Ele estava internado em uma clínica de recuperação no interior de Canelinha, dividindo as dependências com outros pacientes, quando a guarnição do Tático entrou no estabelecimento e perguntou por ele pelo nome. Do lado de fora daquele muro existia uma ordem judicial expedida quatro dias antes e uma condenação sem mais volta: 34 anos de reclusão por estupro de vulnerável, em regime fechado.
Eduardo Furtado, de 54 anos, foi preso por volta das 21h40 de segunda-feira (17), na Rua João Vicente dos Santos, no bairro Moura, em Canelinha, no Vale do Rio Tijucas. Ele é o 36º condenado por crime sexual capturado pela Polícia Militar de Santa Catarina na região neste ano.
Conforme a PMSC, a informação sobre o possível paradeiro partiu da Agência de Inteligência de Tijucas e chegou à guarnição do Tático do 31º Batalhão de Polícia Militar ainda naquela noite. O dado era específico: o procurado estaria internado em uma clínica terapêutica de Canelinha, endereço que dificilmente entraria em uma busca de rotina por foragidos.
A abordagem dentro da clínica
A equipe se deslocou até o local e fez contato com o responsável pelo estabelecimento, questionando se Eduardo Furtado estava ali. O responsável confirmou a presença do homem nas dependências da clínica e conduziu os policiais até onde ele se encontrava.

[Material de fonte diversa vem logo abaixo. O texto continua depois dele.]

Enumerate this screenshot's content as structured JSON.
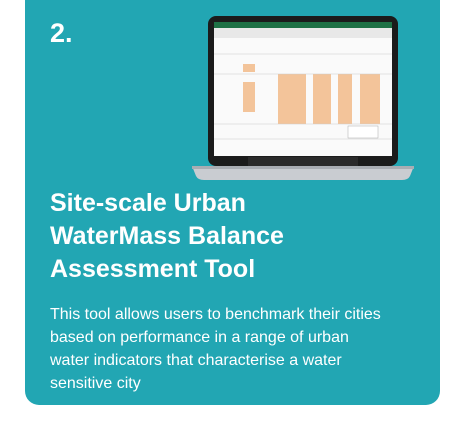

No interior do prédio, a guarnição realizou a abordagem, procedeu à identificação e confirmou a existência do mandado de prisão em aberto. Só então foi dada voz de prisão. Não houve resistência nem registro de lesões.
Em seguida, Eduardo Furtado foi levado ao Presídio Regional de Tijucas, onde foi apresentado e entregue à administração prisional. Ele segue à disposição da Justiça para as providências cabíveis.

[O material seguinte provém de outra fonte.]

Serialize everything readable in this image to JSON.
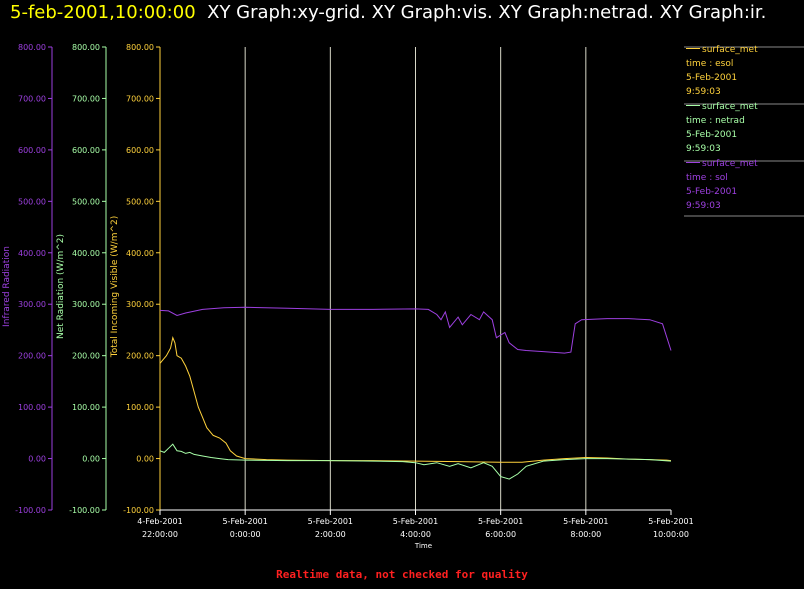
{
  "header": {
    "date_time": "5-feb-2001,10:00:00",
    "graphs": "XY Graph:xy-grid.  XY Graph:vis.  XY Graph:netrad.  XY Graph:ir."
  },
  "footer": {
    "notice": "Realtime data, not checked for quality"
  },
  "colors": {
    "ir": "#9d40e0",
    "netrad": "#a8ffa8",
    "vis": "#ffd23c",
    "grid": "#d8d8c8",
    "axis_time": "#ffffff"
  },
  "legend": [
    {
      "name": "surface_met",
      "lines": [
        "time : esol",
        "5-Feb-2001",
        "9:59:03"
      ],
      "color": "#ffd23c"
    },
    {
      "name": "surface_met",
      "lines": [
        "time : netrad",
        "5-Feb-2001",
        "9:59:03"
      ],
      "color": "#a8ffa8"
    },
    {
      "name": "surface_met",
      "lines": [
        "time : sol",
        "5-Feb-2001",
        "9:59:03"
      ],
      "color": "#9d40e0"
    }
  ],
  "chart_data": {
    "type": "line",
    "title": "",
    "xlabel": "Time",
    "x_ticks": [
      {
        "l1": "4-Feb-2001",
        "l2": "22:00:00",
        "h": -2
      },
      {
        "l1": "5-Feb-2001",
        "l2": "0:00:00",
        "h": 0
      },
      {
        "l1": "5-Feb-2001",
        "l2": "2:00:00",
        "h": 2
      },
      {
        "l1": "5-Feb-2001",
        "l2": "4:00:00",
        "h": 4
      },
      {
        "l1": "5-Feb-2001",
        "l2": "6:00:00",
        "h": 6
      },
      {
        "l1": "5-Feb-2001",
        "l2": "8:00:00",
        "h": 8
      },
      {
        "l1": "5-Feb-2001",
        "l2": "10:00:00",
        "h": 10
      }
    ],
    "xlim_hours": [
      -2,
      10
    ],
    "y_axes": [
      {
        "key": "ir",
        "label": "Infrared Radiation",
        "ylim": [
          -100,
          800
        ],
        "ticks": [
          "800.00",
          "700.00",
          "600.00",
          "500.00",
          "400.00",
          "300.00",
          "200.00",
          "100.00",
          "0.00",
          "-100.00"
        ]
      },
      {
        "key": "netrad",
        "label": "Net Radiation (W/m^2)",
        "ylim": [
          -100,
          800
        ],
        "ticks": [
          "800.00",
          "700.00",
          "600.00",
          "500.00",
          "400.00",
          "300.00",
          "200.00",
          "100.00",
          "0.00",
          "-100.00"
        ]
      },
      {
        "key": "vis",
        "label": "Total Incoming Visible (W/m^2)",
        "ylim": [
          -100,
          800
        ],
        "ticks": [
          "800.00",
          "700.00",
          "600.00",
          "500.00",
          "400.00",
          "300.00",
          "200.00",
          "100.00",
          "0.00",
          "-100.00"
        ]
      }
    ],
    "grid": true,
    "legend_position": "right",
    "series": [
      {
        "key": "vis",
        "name": "surface_met esol",
        "points": [
          [
            -2,
            185
          ],
          [
            -1.95,
            190
          ],
          [
            -1.85,
            200
          ],
          [
            -1.75,
            215
          ],
          [
            -1.7,
            235
          ],
          [
            -1.65,
            225
          ],
          [
            -1.6,
            200
          ],
          [
            -1.5,
            195
          ],
          [
            -1.4,
            180
          ],
          [
            -1.3,
            160
          ],
          [
            -1.2,
            130
          ],
          [
            -1.1,
            100
          ],
          [
            -1.0,
            80
          ],
          [
            -0.9,
            60
          ],
          [
            -0.75,
            45
          ],
          [
            -0.6,
            40
          ],
          [
            -0.45,
            30
          ],
          [
            -0.35,
            15
          ],
          [
            -0.2,
            5
          ],
          [
            0,
            0
          ],
          [
            0.5,
            -2
          ],
          [
            1,
            -3
          ],
          [
            2,
            -4
          ],
          [
            3,
            -4
          ],
          [
            4,
            -5
          ],
          [
            5,
            -6
          ],
          [
            6,
            -7
          ],
          [
            6.5,
            -7
          ],
          [
            7,
            -3
          ],
          [
            7.5,
            0
          ],
          [
            8,
            2
          ],
          [
            8.5,
            1
          ],
          [
            9,
            -1
          ],
          [
            9.5,
            -2
          ],
          [
            9.9,
            -3
          ],
          [
            10,
            -4
          ]
        ]
      },
      {
        "key": "netrad",
        "name": "surface_met netrad",
        "points": [
          [
            -2,
            15
          ],
          [
            -1.9,
            12
          ],
          [
            -1.8,
            20
          ],
          [
            -1.7,
            28
          ],
          [
            -1.6,
            15
          ],
          [
            -1.5,
            14
          ],
          [
            -1.4,
            10
          ],
          [
            -1.3,
            12
          ],
          [
            -1.2,
            8
          ],
          [
            -1.0,
            5
          ],
          [
            -0.8,
            2
          ],
          [
            -0.6,
            0
          ],
          [
            -0.4,
            -2
          ],
          [
            0,
            -3
          ],
          [
            1,
            -4
          ],
          [
            2,
            -4
          ],
          [
            3,
            -5
          ],
          [
            3.7,
            -6
          ],
          [
            4,
            -8
          ],
          [
            4.2,
            -12
          ],
          [
            4.5,
            -8
          ],
          [
            4.8,
            -15
          ],
          [
            5,
            -10
          ],
          [
            5.3,
            -18
          ],
          [
            5.6,
            -8
          ],
          [
            5.8,
            -15
          ],
          [
            6,
            -35
          ],
          [
            6.2,
            -40
          ],
          [
            6.4,
            -30
          ],
          [
            6.6,
            -15
          ],
          [
            7,
            -5
          ],
          [
            7.5,
            -2
          ],
          [
            8,
            0
          ],
          [
            8.5,
            0
          ],
          [
            9,
            -1
          ],
          [
            9.5,
            -2
          ],
          [
            10,
            -5
          ]
        ]
      },
      {
        "key": "ir",
        "name": "surface_met sol",
        "points": [
          [
            -2,
            288
          ],
          [
            -1.8,
            287
          ],
          [
            -1.6,
            278
          ],
          [
            -1.4,
            283
          ],
          [
            -1.0,
            290
          ],
          [
            -0.5,
            293
          ],
          [
            0,
            294
          ],
          [
            1,
            292
          ],
          [
            2,
            290
          ],
          [
            3,
            290
          ],
          [
            4,
            291
          ],
          [
            4.3,
            290
          ],
          [
            4.5,
            280
          ],
          [
            4.6,
            270
          ],
          [
            4.7,
            285
          ],
          [
            4.8,
            255
          ],
          [
            5.0,
            275
          ],
          [
            5.1,
            260
          ],
          [
            5.3,
            280
          ],
          [
            5.5,
            270
          ],
          [
            5.6,
            285
          ],
          [
            5.8,
            270
          ],
          [
            5.9,
            235
          ],
          [
            6.1,
            245
          ],
          [
            6.2,
            225
          ],
          [
            6.4,
            212
          ],
          [
            6.6,
            210
          ],
          [
            7,
            208
          ],
          [
            7.5,
            205
          ],
          [
            7.65,
            207
          ],
          [
            7.75,
            262
          ],
          [
            7.9,
            270
          ],
          [
            8.5,
            272
          ],
          [
            9,
            272
          ],
          [
            9.5,
            270
          ],
          [
            9.8,
            262
          ],
          [
            10,
            210
          ]
        ]
      }
    ]
  }
}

Uma pena que só termina em 2046
A prisão é definitiva, decorrente de condenação transitada em julgado. Na prática, significa que não cabe mais recurso: o processo acabou, a culpa foi fixada e o que restou foi a execução da pena. O mandado foi expedido pela Vara Criminal da Comarca de Tijucas em 13 de agosto, com validade até junho de 2046.
A condenação é pelo artigo 217-A do Código Penal, que trata do estupro de vulnerável, o crime sexual praticado contra menores de 14 anos ou contra quem não tem condição de oferecer resistência. Restam ao condenado 34 anos, três meses e sete dias a cumprir, em regime fechado.
Um por um
A captura repete o método que a Companhia de Tijucas, responsável pelo comando da PMSC no Vale do Rio Tijucas, vem aplicando desde o começo do ano: a Agência de Inteligência cruza mandados em aberto com informações de campo, levanta o paradeiro e passa o endereço para as guarnições de rua, que fecham o cerco no momento em que o alvo está localizado.
É esse trabalho que o Major Caselli, comandante da PMSC no Vale do Rio Tijucas, costuma resumir na mesma frase a cada nova prisão.
Nossa responsabilidade é com as crianças e mulheres de Tijucas. Vamos pegar um por um.
A sequência virou rotina na região. Em março, a corporação já contabilizava 17 presos por crimes sexuais em apenas dois meses. Em 13 de junho, data do aniversário de Tijucas, veio a 30ª prisão. Dez dias depois, a 31ª, também em Canelinha. No fim do mês, um mecânico condenado por estuprar uma menina com deficiência em São João Batista tornou-se o 33º. Em julho, a PMSC chegou ao 34º, um foragido que havia se mudado do Paraná para a região.
Os esconderijos mudam a cada ocorrência, e é justamente isso que define o padrão. Já houve condenado localizado dentro de uma cerâmica onde trabalhava, outro escondido embaixo de uma cama em área rural, outro parado na frente da própria casa e outro que só perguntou como a polícia havia chegado até ele. Agora, um leito de clínica de recuperação.
Eduardo Furtado permanece no Presídio Regional de Tijucas para o cumprimento da pena em regime fechado. Segundo a Polícia Militar, o levantamento de foragidos com mandados em aberto por crimes sexuais segue em andamento no Vale do Rio Tijucas.